Great question. I've thought hard about this. I originally built it to be online-first, thinking "you can add offline support later". This is the version that's demoed in the video on the Github - and is over a year old at this point. I abandoned this for multiple reasons:

1. Adding offline support is very nontrivial. It (may) influence your choice of DB and your data schema. This is a type of master-master replication, since the user is the master of their data, and this is quite painful in RDBMS-land. I'm avoiding having to migrate my schema to support offline sync.

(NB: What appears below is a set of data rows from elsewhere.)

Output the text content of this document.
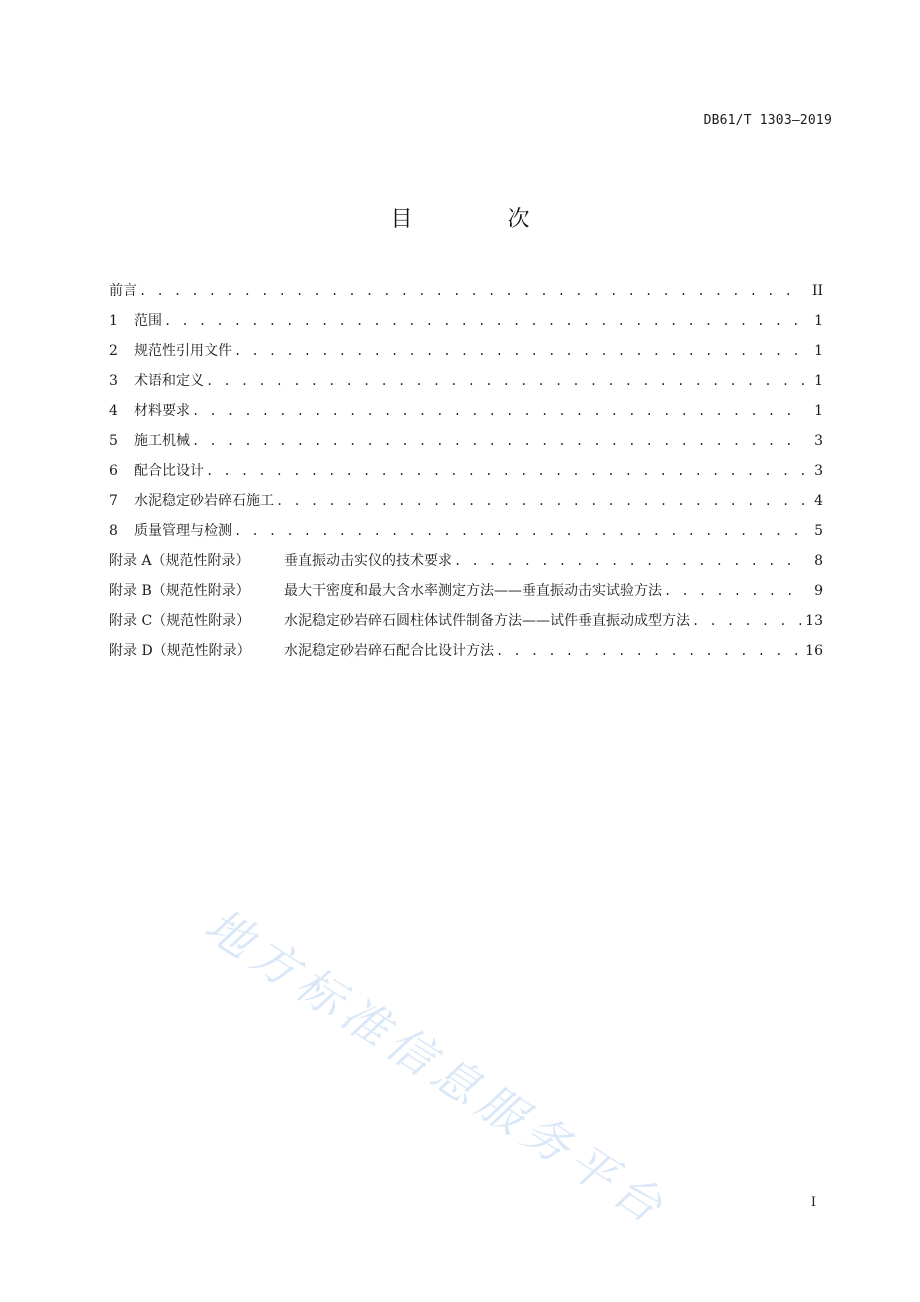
DB61/T 1303—2019
目 次
前言 . . .	II
1	范围 . . .	1
2	规范性引用文件 . . .	1
3	术语和定义 . . .	1
4	材料要求 . . .	1
5	施工机械 . . .	3
6	配合比设计 . . .	3
7	水泥稳定砂岩碎石施工 . . .	4
8	质量管理与检测 . . .	5
附录 A（规范性附录）	垂直振动击实仪的技术要求 . . .	8
附录 B（规范性附录）	最大干密度和最大含水率测定方法——垂直振动击实试验方法 . . .	9
附录 C（规范性附录）	水泥稳定砂岩碎石圆柱体试件制备方法——试件垂直振动成型方法 . . .	13
附录 D（规范性附录）	水泥稳定砂岩碎石配合比设计方法 . . .	16
地方标准信息服务平台	I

2. There already exist solutions that are online-first. E.g. Quizlet, mochi.cards, remnote. I find all their tools for collaboration lacking, despite being online-first... which is surprising. They don't even support something as basic as commenting on a card. This blows my mind. Imagine Github without issues/discussions/pull requests.

3. Users have repeatedly told me that they prefer offline-first. This is probably due to them coming from Anki - a popular open source offline-first program. Anki is my real "competition" - not billion-dollar Quizlet.


Mochi is not online first, it is offline first.


Ah whoops - you're right.

Also - hi, it's you! If you're willing to talk shop, you can reach me at my HN handle at gmail.com. Primarily, I'm curious why no one else is building what I am - Github for flashcards. I've met someone who's trying to build Wikipedia for flashcards... but for me personally I'm more interested in something more decentralized. Not like crypto-decentralized, but like "everyone can have their own card/definition of 'Proteus Syndrome'" - i.e. they don't defer to a central authority. I'd love to pick your brain :) No pressure, just an open invitation! My comment here [1] is still accurate:

> If there's only one thing you know about me, it should be that I want Spaced Repetition to become popular. I don't care who makes it popular - it simply needs to be popular. I'll happily talk shop with anyone building a tools-for-thought system and tell you all I've learned.

[1] https://github.com/dharmaturtle/CardOverflow/issues/3


Yeah I’d love to chat. I’ll shoot you an email.